Packelt die Industriellenvereinigung mit der FPÖ? Das legt zumindest die Erzählung der SPÖ nach dem Scheitern der Koalitionsverhandlungen mit der ÖVP nahe: In der ÖVP hätten sich die Stimmen von Wirtschaft und Industrie durchgesetzt, deswegen wolle die ÖVP nun lieber mit den Blauen koalieren, hieß es.
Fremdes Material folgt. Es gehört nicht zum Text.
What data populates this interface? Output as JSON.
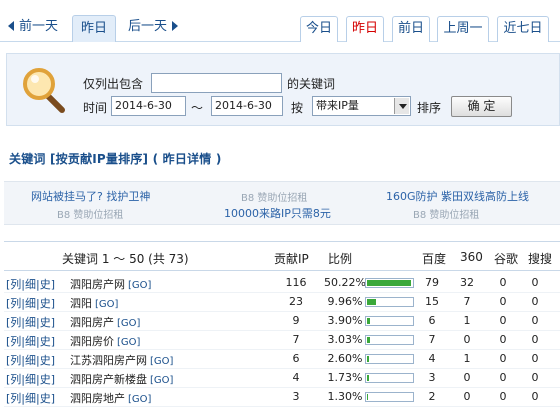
{
  "day_nav": {
    "prev_label": "前一天",
    "current_label": "昨日",
    "next_label": "后一天"
  },
  "tabs": [
    "今日",
    "昨日",
    "前日",
    "上周一",
    "近七日"
  ],
  "active_tab": "昨日",
  "filter": {
    "only_contains_label": "仅列出包含",
    "keyword_suffix": "的关键词",
    "keyword_value": "",
    "time_label": "时间",
    "date_from": "2014-6-30",
    "range_sep": "～",
    "date_to": "2014-6-30",
    "by_label": "按",
    "sort_select_value": "带来IP量",
    "order_label": "排序",
    "confirm_label": "确 定"
  },
  "heading": "关键词 [按贡献IP量排序] ( 昨日详情 )",
  "ads": {
    "row1": [
      "网站被挂马了? 找护卫神",
      "B8 赞助位招租",
      "160G防护 紫田双线高防上线"
    ],
    "row2": [
      "B8 赞助位招租",
      "10000来路IP只需8元",
      "B8 赞助位招租"
    ]
  },
  "table": {
    "headers": {
      "keyword": "关键词 1 ～ 50 (共 73)",
      "ip": "贡献IP",
      "ratio": "比例",
      "baidu": "百度",
      "s360": "360",
      "google": "谷歌",
      "sogou": "搜搜"
    },
    "link_labels": [
      "列",
      "细",
      "史"
    ],
    "go_label": "[GO]",
    "rows": [
      {
        "keyword": "泗阳房产网",
        "ip": "116",
        "ratio": "50.22%",
        "ratio_value": 50.22,
        "baidu": "79",
        "s360": "32",
        "google": "0",
        "sogou": "0"
      },
      {
        "keyword": "泗阳",
        "ip": "23",
        "ratio": "9.96%",
        "ratio_value": 9.96,
        "baidu": "15",
        "s360": "7",
        "google": "0",
        "sogou": "0"
      },
      {
        "keyword": "泗阳房产",
        "ip": "9",
        "ratio": "3.90%",
        "ratio_value": 3.9,
        "baidu": "6",
        "s360": "1",
        "google": "0",
        "sogou": "0"
      },
      {
        "keyword": "泗阳房价",
        "ip": "7",
        "ratio": "3.03%",
        "ratio_value": 3.03,
        "baidu": "7",
        "s360": "0",
        "google": "0",
        "sogou": "0"
      },
      {
        "keyword": "江苏泗阳房产网",
        "ip": "6",
        "ratio": "2.60%",
        "ratio_value": 2.6,
        "baidu": "4",
        "s360": "1",
        "google": "0",
        "sogou": "0"
      },
      {
        "keyword": "泗阳房产新楼盘",
        "ip": "4",
        "ratio": "1.73%",
        "ratio_value": 1.73,
        "baidu": "3",
        "s360": "0",
        "google": "0",
        "sogou": "0"
      },
      {
        "keyword": "泗阳房地产",
        "ip": "3",
        "ratio": "1.30%",
        "ratio_value": 1.3,
        "baidu": "2",
        "s360": "0",
        "google": "0",
        "sogou": "0"
      }
    ]
  },
  "colors": {
    "link": "#1a4f8b",
    "active_tab_text": "#d40000",
    "bar_fill": "#3aa83a",
    "panel_bg": "#eef3fa"
  }
}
Tatsächlich näherte sich Knill der FPÖ in den vergangenen Monaten immer mehr an. Noch im Sommer meinte er, er wolle analysieren, "wie sich die freiheitliche Partei für den Industriestandort engagiert". Dem "Kurier" teilte er dann vor der Wahl mit: "Beim Wirtschaftsprogramm der FPÖ sehen wir eine sehr große Deckungsgleichheit mit jenem der ÖVP."
"Liebesbrief von Kickl"
Ende Oktober bekam Knill dann Post von FPÖ-Chef Herbert Kickl - die "Krone" schrieb von einem "Liebesbrief". "Nur in einer Allianz mit der FPÖ kann die ÖVP jene Stärke entfalten, die unsere Heimat verdient. Gemeinsam können wir Österreich wieder groß machen", warb Kickl bei der IV um eine türkis-blaue Koalition. Dann stiegen die NEOS aus und die ÖVP brach mit der SPÖ.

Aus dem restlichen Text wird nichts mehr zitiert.